Findings of serious research misconduct undermine confidence in the sector and are rightly of public interest. Once publicised, the inevitable media storm sets the scene for accusations of secrecy and institutional cover up, with calls for national intervention. Any bad apple so the argument goes, points to a failure of self-regulation, with universities accused of having a vested interest in sweeping such matters under the carpet. But is this really the case?

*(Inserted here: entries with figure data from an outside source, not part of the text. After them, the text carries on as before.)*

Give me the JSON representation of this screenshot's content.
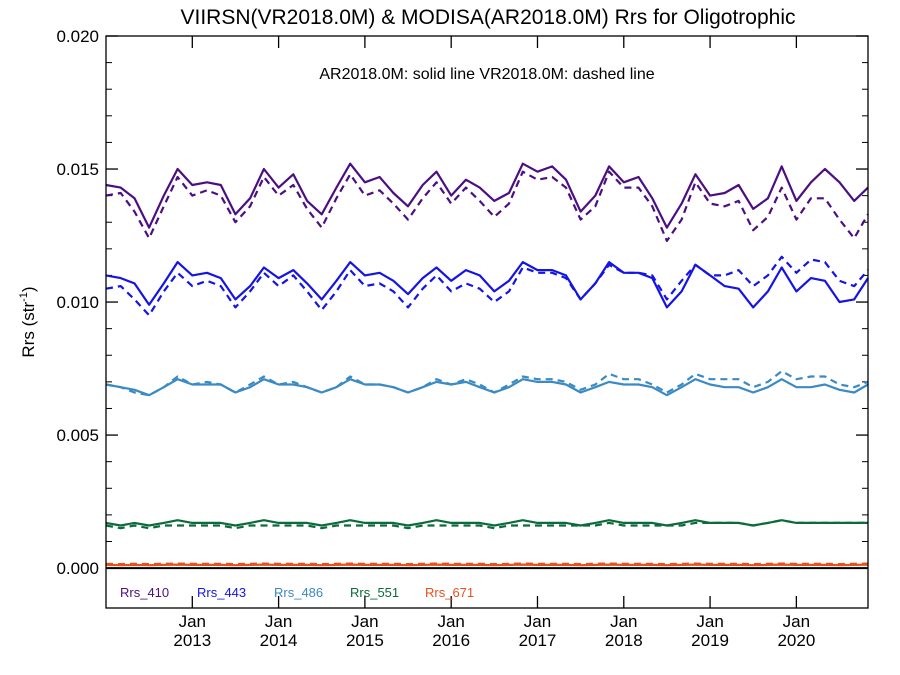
{
  "chart_data": {
    "type": "line",
    "title": "VIIRSN(VR2018.0M) & MODISA(AR2018.0M)  Rrs for Oligotrophic",
    "subtitle": "AR2018.0M: solid line   VR2018.0M: dashed line",
    "ylabel_main": "Rrs (str",
    "ylabel_sup": "-1",
    "ylabel_close": ")",
    "ylim": [
      -0.0015,
      0.02
    ],
    "xlim": [
      2012.0,
      2020.83
    ],
    "yticks": [
      0.0,
      0.005,
      0.01,
      0.015,
      0.02
    ],
    "ytick_labels": [
      "0.000",
      "0.005",
      "0.010",
      "0.015",
      "0.020"
    ],
    "xticks": [
      {
        "x": 2013.0,
        "month": "Jan",
        "year": "2013"
      },
      {
        "x": 2014.0,
        "month": "Jan",
        "year": "2014"
      },
      {
        "x": 2015.0,
        "month": "Jan",
        "year": "2015"
      },
      {
        "x": 2016.0,
        "month": "Jan",
        "year": "2016"
      },
      {
        "x": 2017.0,
        "month": "Jan",
        "year": "2017"
      },
      {
        "x": 2018.0,
        "month": "Jan",
        "year": "2018"
      },
      {
        "x": 2019.0,
        "month": "Jan",
        "year": "2019"
      },
      {
        "x": 2020.0,
        "month": "Jan",
        "year": "2020"
      }
    ],
    "x": [
      2012.0,
      2012.17,
      2012.33,
      2012.5,
      2012.67,
      2012.83,
      2013.0,
      2013.17,
      2013.33,
      2013.5,
      2013.67,
      2013.83,
      2014.0,
      2014.17,
      2014.33,
      2014.5,
      2014.67,
      2014.83,
      2015.0,
      2015.17,
      2015.33,
      2015.5,
      2015.67,
      2015.83,
      2016.0,
      2016.17,
      2016.33,
      2016.5,
      2016.67,
      2016.83,
      2017.0,
      2017.17,
      2017.33,
      2017.5,
      2017.67,
      2017.83,
      2018.0,
      2018.17,
      2018.33,
      2018.5,
      2018.67,
      2018.83,
      2019.0,
      2019.17,
      2019.33,
      2019.5,
      2019.67,
      2019.83,
      2020.0,
      2020.17,
      2020.33,
      2020.5,
      2020.67,
      2020.83
    ],
    "series": [
      {
        "name": "Rrs_410",
        "color": "#4b0f82",
        "style": "solid",
        "values": [
          0.0144,
          0.0143,
          0.0139,
          0.0128,
          0.014,
          0.015,
          0.0144,
          0.0145,
          0.0144,
          0.0133,
          0.0139,
          0.015,
          0.0143,
          0.0148,
          0.0138,
          0.0133,
          0.0143,
          0.0152,
          0.0145,
          0.0147,
          0.0141,
          0.0136,
          0.0144,
          0.0149,
          0.014,
          0.0146,
          0.0143,
          0.0138,
          0.0141,
          0.0152,
          0.0149,
          0.0151,
          0.0146,
          0.0134,
          0.014,
          0.0151,
          0.0145,
          0.0147,
          0.0139,
          0.0128,
          0.0137,
          0.0148,
          0.014,
          0.0141,
          0.0144,
          0.0135,
          0.0139,
          0.0151,
          0.0138,
          0.0145,
          0.015,
          0.0145,
          0.0138,
          0.0143
        ]
      },
      {
        "name": "Rrs_410 VR2018.0M",
        "color": "#4b0f82",
        "style": "dashed",
        "values": [
          0.014,
          0.0141,
          0.0134,
          0.0124,
          0.0136,
          0.0147,
          0.014,
          0.0142,
          0.014,
          0.013,
          0.0136,
          0.0147,
          0.014,
          0.0144,
          0.0135,
          0.0128,
          0.0139,
          0.0148,
          0.014,
          0.0142,
          0.0137,
          0.0131,
          0.0139,
          0.0145,
          0.0137,
          0.0143,
          0.0138,
          0.0132,
          0.0137,
          0.0149,
          0.0146,
          0.0147,
          0.0143,
          0.0131,
          0.0136,
          0.0149,
          0.0143,
          0.0143,
          0.0136,
          0.0123,
          0.0131,
          0.0145,
          0.0137,
          0.0136,
          0.0138,
          0.0127,
          0.0132,
          0.0143,
          0.0131,
          0.0139,
          0.0139,
          0.0131,
          0.0124,
          0.0133
        ]
      },
      {
        "name": "Rrs_443",
        "color": "#1414e6",
        "style": "solid",
        "values": [
          0.011,
          0.0109,
          0.0107,
          0.0099,
          0.0107,
          0.0115,
          0.011,
          0.0111,
          0.0109,
          0.0101,
          0.0106,
          0.0113,
          0.0109,
          0.0112,
          0.0107,
          0.0101,
          0.0108,
          0.0115,
          0.011,
          0.0111,
          0.0108,
          0.0103,
          0.0109,
          0.0113,
          0.0108,
          0.0112,
          0.011,
          0.0104,
          0.0108,
          0.0115,
          0.0112,
          0.0112,
          0.011,
          0.0101,
          0.0107,
          0.0115,
          0.0111,
          0.0111,
          0.0109,
          0.0098,
          0.0104,
          0.0114,
          0.011,
          0.0106,
          0.0105,
          0.0098,
          0.0104,
          0.0113,
          0.0104,
          0.0109,
          0.0108,
          0.01,
          0.0101,
          0.0109
        ]
      },
      {
        "name": "Rrs_443 VR2018.0M",
        "color": "#1414e6",
        "style": "dashed",
        "values": [
          0.0105,
          0.0106,
          0.0101,
          0.0095,
          0.0104,
          0.0111,
          0.0106,
          0.0108,
          0.0106,
          0.0098,
          0.0104,
          0.0111,
          0.0106,
          0.011,
          0.0104,
          0.0097,
          0.0104,
          0.0112,
          0.0106,
          0.0107,
          0.0104,
          0.0098,
          0.0105,
          0.011,
          0.0104,
          0.0107,
          0.0105,
          0.01,
          0.0104,
          0.0113,
          0.0111,
          0.0111,
          0.0109,
          0.0101,
          0.0107,
          0.0114,
          0.0111,
          0.0111,
          0.011,
          0.0101,
          0.0108,
          0.0114,
          0.011,
          0.011,
          0.0112,
          0.0106,
          0.011,
          0.0117,
          0.0111,
          0.0116,
          0.0115,
          0.0108,
          0.0106,
          0.0112
        ]
      },
      {
        "name": "Rrs_486",
        "color": "#3a8ac4",
        "style": "solid",
        "values": [
          0.0069,
          0.0068,
          0.0067,
          0.0065,
          0.0068,
          0.0071,
          0.0069,
          0.0069,
          0.0069,
          0.0066,
          0.0068,
          0.0071,
          0.0069,
          0.0069,
          0.0068,
          0.0066,
          0.0068,
          0.0071,
          0.0069,
          0.0069,
          0.0068,
          0.0066,
          0.0068,
          0.007,
          0.0069,
          0.007,
          0.0068,
          0.0066,
          0.0068,
          0.0071,
          0.007,
          0.007,
          0.0069,
          0.0066,
          0.0068,
          0.007,
          0.0069,
          0.0069,
          0.0068,
          0.0065,
          0.0068,
          0.0071,
          0.0069,
          0.0068,
          0.0068,
          0.0066,
          0.0068,
          0.0071,
          0.0068,
          0.0068,
          0.0069,
          0.0067,
          0.0066,
          0.0069
        ]
      },
      {
        "name": "Rrs_486 VR2018.0M",
        "color": "#3a8ac4",
        "style": "dashed",
        "values": [
          0.0069,
          0.0068,
          0.0066,
          0.0065,
          0.0068,
          0.0072,
          0.0069,
          0.007,
          0.0069,
          0.0066,
          0.0069,
          0.0072,
          0.0069,
          0.007,
          0.0068,
          0.0066,
          0.0068,
          0.0072,
          0.0069,
          0.0069,
          0.0068,
          0.0066,
          0.0068,
          0.0071,
          0.0069,
          0.0071,
          0.0069,
          0.0066,
          0.0069,
          0.0072,
          0.0071,
          0.0071,
          0.007,
          0.0067,
          0.0069,
          0.0073,
          0.0071,
          0.0071,
          0.0069,
          0.0066,
          0.0069,
          0.0073,
          0.0071,
          0.0071,
          0.0071,
          0.0068,
          0.007,
          0.0074,
          0.0071,
          0.0072,
          0.0072,
          0.0069,
          0.0068,
          0.007
        ]
      },
      {
        "name": "Rrs_551",
        "color": "#0b6b3a",
        "style": "solid",
        "values": [
          0.0017,
          0.0016,
          0.0017,
          0.0016,
          0.0017,
          0.0018,
          0.0017,
          0.0017,
          0.0017,
          0.0016,
          0.0017,
          0.0018,
          0.0017,
          0.0017,
          0.0017,
          0.0016,
          0.0017,
          0.0018,
          0.0017,
          0.0017,
          0.0017,
          0.0016,
          0.0017,
          0.0018,
          0.0017,
          0.0017,
          0.0017,
          0.0016,
          0.0017,
          0.0018,
          0.0017,
          0.0017,
          0.0017,
          0.0016,
          0.0017,
          0.0018,
          0.0017,
          0.0017,
          0.0017,
          0.0016,
          0.0017,
          0.0018,
          0.0017,
          0.0017,
          0.0017,
          0.0016,
          0.0017,
          0.0018,
          0.0017,
          0.0017,
          0.0017,
          0.0017,
          0.0017,
          0.0017
        ]
      },
      {
        "name": "Rrs_551 VR2018.0M",
        "color": "#0b6b3a",
        "style": "dashed",
        "values": [
          0.0016,
          0.0015,
          0.0016,
          0.0015,
          0.0016,
          0.0016,
          0.0016,
          0.0016,
          0.0016,
          0.0015,
          0.0016,
          0.0016,
          0.0016,
          0.0016,
          0.0016,
          0.0015,
          0.0016,
          0.0016,
          0.0016,
          0.0016,
          0.0016,
          0.0015,
          0.0016,
          0.0016,
          0.0016,
          0.0016,
          0.0016,
          0.0015,
          0.0016,
          0.0016,
          0.0016,
          0.0016,
          0.0016,
          0.0016,
          0.0016,
          0.0017,
          0.0016,
          0.0016,
          0.0016,
          0.0016,
          0.0016,
          0.0017,
          0.0017,
          0.0017,
          0.0017,
          0.0016,
          0.0017,
          0.0018,
          0.0017,
          0.0017,
          0.0017,
          0.0017,
          0.0017,
          0.0017
        ]
      },
      {
        "name": "Rrs_671",
        "color": "#e8501e",
        "style": "solid",
        "values": [
          0.00012,
          0.00011,
          0.00012,
          0.00011,
          0.00012,
          0.00013,
          0.00012,
          0.00012,
          0.00012,
          0.00011,
          0.00012,
          0.00013,
          0.00012,
          0.00012,
          0.00012,
          0.00011,
          0.00012,
          0.00013,
          0.00012,
          0.00012,
          0.00012,
          0.00011,
          0.00012,
          0.00013,
          0.00012,
          0.00012,
          0.00012,
          0.00011,
          0.00012,
          0.00013,
          0.00012,
          0.00012,
          0.00012,
          0.00011,
          0.00012,
          0.00013,
          0.00012,
          0.00012,
          0.00012,
          0.00011,
          0.00012,
          0.00013,
          0.00012,
          0.00012,
          0.00012,
          0.00011,
          0.00012,
          0.00013,
          0.00012,
          0.00012,
          0.00012,
          0.00011,
          0.00012,
          0.00013
        ]
      },
      {
        "name": "Rrs_671 VR2018.0M",
        "color": "#e8501e",
        "style": "dashed",
        "values": [
          0.00016,
          0.00015,
          0.00016,
          0.00015,
          0.00016,
          0.00017,
          0.00016,
          0.00016,
          0.00016,
          0.00015,
          0.00016,
          0.00017,
          0.00016,
          0.00016,
          0.00016,
          0.00015,
          0.00016,
          0.00017,
          0.00016,
          0.00016,
          0.00016,
          0.00015,
          0.00016,
          0.00017,
          0.00016,
          0.00016,
          0.00016,
          0.00015,
          0.00016,
          0.00017,
          0.00016,
          0.00016,
          0.00016,
          0.00015,
          0.00016,
          0.00017,
          0.00016,
          0.00016,
          0.00016,
          0.00015,
          0.00016,
          0.00017,
          0.00016,
          0.00016,
          0.00016,
          0.00015,
          0.00016,
          0.00017,
          0.00016,
          0.00016,
          0.00016,
          0.00015,
          0.00016,
          0.00017
        ]
      }
    ],
    "zero_line": 0.0,
    "legend": [
      {
        "label": "Rrs_410",
        "color": "#4b0f82"
      },
      {
        "label": "Rrs_443",
        "color": "#1414e6"
      },
      {
        "label": "Rrs_486",
        "color": "#3a8ac4"
      },
      {
        "label": "Rrs_551",
        "color": "#0b6b3a"
      },
      {
        "label": "Rrs_671",
        "color": "#e8501e"
      }
    ],
    "legend_placement": "bottom-left",
    "grid": false
  }
}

When it comes to institutional investigations of serious research misconduct, it can be tempting to be suspicious and critical – when know we have been in the past. This piece looks at the independent national framework such frameworks and the processes that keep them transparent, honest and fair. We are still not entirely convinced that the current approach in Australia is delivering the best outcomes but we respect the individuals that work for all of us. We have included links to a large batch of related items
Yet, all is not rosy. There are no national data, essential for monitoring frequency, detection and prevention of serious research misconduct – chiefly falsification fabrication and plagiarism. Although reported cases seem relatively rare at around one p.a. at our major universities, can we be sure it is not higher? And are these rising, given threats from paper mills, predatory journals, image manipulation, publish or perish career bottlenecks, and now ChatGPT?
There is the Australian Research Integrity Committee (ARIC), set up jointly by the ARC and NHMRC in 2011. ARIC may do a reasonable job within the constraints of its limited ombudsperson remit of reviewing process in response to complainants. But it rules on only half a dozen or so complaints annually, and now finds itself the subject of an independent evaluation, to focus on its effectiveness and performance.